As of June 30, 2020, ESSA had approximately $36.5 million of cash and cash equivalents. On July 31, 2020, ESSA announced the closing of an underwritten public offering of a total of approximately 8.2 million shares (which included 1.065 million shares granted to the underwriters) at an offering price of $6.00 per share. Total net proceeds to ESSA were approximately $45.0 million. Pfizer, Inc. (PFE) was a new investor and acquired 1.675 million shares and now own 6% of outstanding shares. Additional institutional investors who acquired shares in this financing include Avidity Partners, CAM Capital, Point72, Ridgeback Capital, Sphera Healthcare, and Vivo Capital.

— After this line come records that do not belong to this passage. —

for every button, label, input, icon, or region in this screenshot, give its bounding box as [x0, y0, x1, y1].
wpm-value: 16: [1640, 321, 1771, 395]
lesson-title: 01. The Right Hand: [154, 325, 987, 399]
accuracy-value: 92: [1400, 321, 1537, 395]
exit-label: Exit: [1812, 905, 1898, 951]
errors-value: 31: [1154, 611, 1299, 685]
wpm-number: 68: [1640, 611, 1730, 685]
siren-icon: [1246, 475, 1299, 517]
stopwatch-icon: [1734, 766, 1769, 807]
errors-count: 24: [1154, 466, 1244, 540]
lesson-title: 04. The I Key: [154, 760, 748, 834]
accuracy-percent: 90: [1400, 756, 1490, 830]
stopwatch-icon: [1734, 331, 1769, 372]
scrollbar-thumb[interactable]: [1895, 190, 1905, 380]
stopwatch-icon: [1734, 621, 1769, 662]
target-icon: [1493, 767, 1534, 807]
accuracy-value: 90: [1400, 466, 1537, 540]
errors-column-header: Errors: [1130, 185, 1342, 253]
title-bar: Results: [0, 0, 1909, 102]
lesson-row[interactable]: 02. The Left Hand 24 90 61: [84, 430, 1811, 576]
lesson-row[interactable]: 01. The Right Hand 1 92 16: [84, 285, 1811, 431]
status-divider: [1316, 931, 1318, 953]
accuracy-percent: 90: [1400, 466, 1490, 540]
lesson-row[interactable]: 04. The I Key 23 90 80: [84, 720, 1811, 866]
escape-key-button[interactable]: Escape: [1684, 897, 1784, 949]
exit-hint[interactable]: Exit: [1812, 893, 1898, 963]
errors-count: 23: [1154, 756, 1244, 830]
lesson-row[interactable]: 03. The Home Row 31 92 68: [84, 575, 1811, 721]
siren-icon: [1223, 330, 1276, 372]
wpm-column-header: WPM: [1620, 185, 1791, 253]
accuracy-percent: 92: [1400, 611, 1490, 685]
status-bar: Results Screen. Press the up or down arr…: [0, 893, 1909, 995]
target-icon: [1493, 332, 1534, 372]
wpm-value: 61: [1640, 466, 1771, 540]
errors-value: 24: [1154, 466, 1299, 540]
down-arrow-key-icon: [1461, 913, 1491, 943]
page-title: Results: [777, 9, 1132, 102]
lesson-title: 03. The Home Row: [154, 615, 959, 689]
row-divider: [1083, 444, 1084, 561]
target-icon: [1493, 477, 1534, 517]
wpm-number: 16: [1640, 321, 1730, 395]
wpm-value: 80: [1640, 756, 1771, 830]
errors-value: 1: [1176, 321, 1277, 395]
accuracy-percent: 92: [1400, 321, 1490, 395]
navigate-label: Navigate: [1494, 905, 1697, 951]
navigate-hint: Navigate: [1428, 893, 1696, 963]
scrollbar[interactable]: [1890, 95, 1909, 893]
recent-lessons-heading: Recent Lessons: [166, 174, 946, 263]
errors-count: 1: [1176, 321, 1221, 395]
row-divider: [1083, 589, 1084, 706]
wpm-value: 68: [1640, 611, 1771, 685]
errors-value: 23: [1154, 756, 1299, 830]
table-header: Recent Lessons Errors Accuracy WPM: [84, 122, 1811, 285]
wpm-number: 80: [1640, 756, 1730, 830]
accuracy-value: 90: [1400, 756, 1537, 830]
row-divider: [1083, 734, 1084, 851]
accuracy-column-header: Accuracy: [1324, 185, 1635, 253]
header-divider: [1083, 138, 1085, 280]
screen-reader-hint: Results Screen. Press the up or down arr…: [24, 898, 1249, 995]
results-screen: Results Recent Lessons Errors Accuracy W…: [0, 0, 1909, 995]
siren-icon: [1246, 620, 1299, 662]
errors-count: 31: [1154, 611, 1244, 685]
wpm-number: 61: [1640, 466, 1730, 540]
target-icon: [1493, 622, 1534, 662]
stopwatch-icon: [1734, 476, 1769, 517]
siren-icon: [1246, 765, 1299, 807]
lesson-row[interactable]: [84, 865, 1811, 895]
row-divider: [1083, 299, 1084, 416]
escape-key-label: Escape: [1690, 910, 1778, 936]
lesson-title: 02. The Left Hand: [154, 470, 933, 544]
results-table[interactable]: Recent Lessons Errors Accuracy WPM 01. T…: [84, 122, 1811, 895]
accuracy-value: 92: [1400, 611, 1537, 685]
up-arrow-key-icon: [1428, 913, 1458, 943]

As of June 30, 2020, ESSA had approximately 20.8 million shares outstanding and following the recent financing we estimate that the company currently has approximately 29.0 million shares and, when factoring in stock options and warrants, a fully diluted share count of approximately 46.4 million.
ESSA continues to show very encouraging preclinical data for EPI-7386 and we imagine that a number of Big Pharma companies would be interested in testing currently available anti-androgen therapies in combination studies with EPI-7386. We believe that Pfizer now owning 6% of the outstanding shares of ESSA is indicative of the type of interest that the company will be receiving (and likely already is) from potential collaborators.
We have adjusted our model to account for the company’s recent financing and we now utilize a net margin percentage of up to 35% on gross sales instead of a 15% royalty for U.S. sales, as we believe this is closer to how a potential Big Pharma acquirer would value EPI-7386. These changes have led to an increase in our valuation to $16.50, and we eagerly await initial results from the Phase 1 trial, which may be shared at a scientific meeting in the first half of 2021.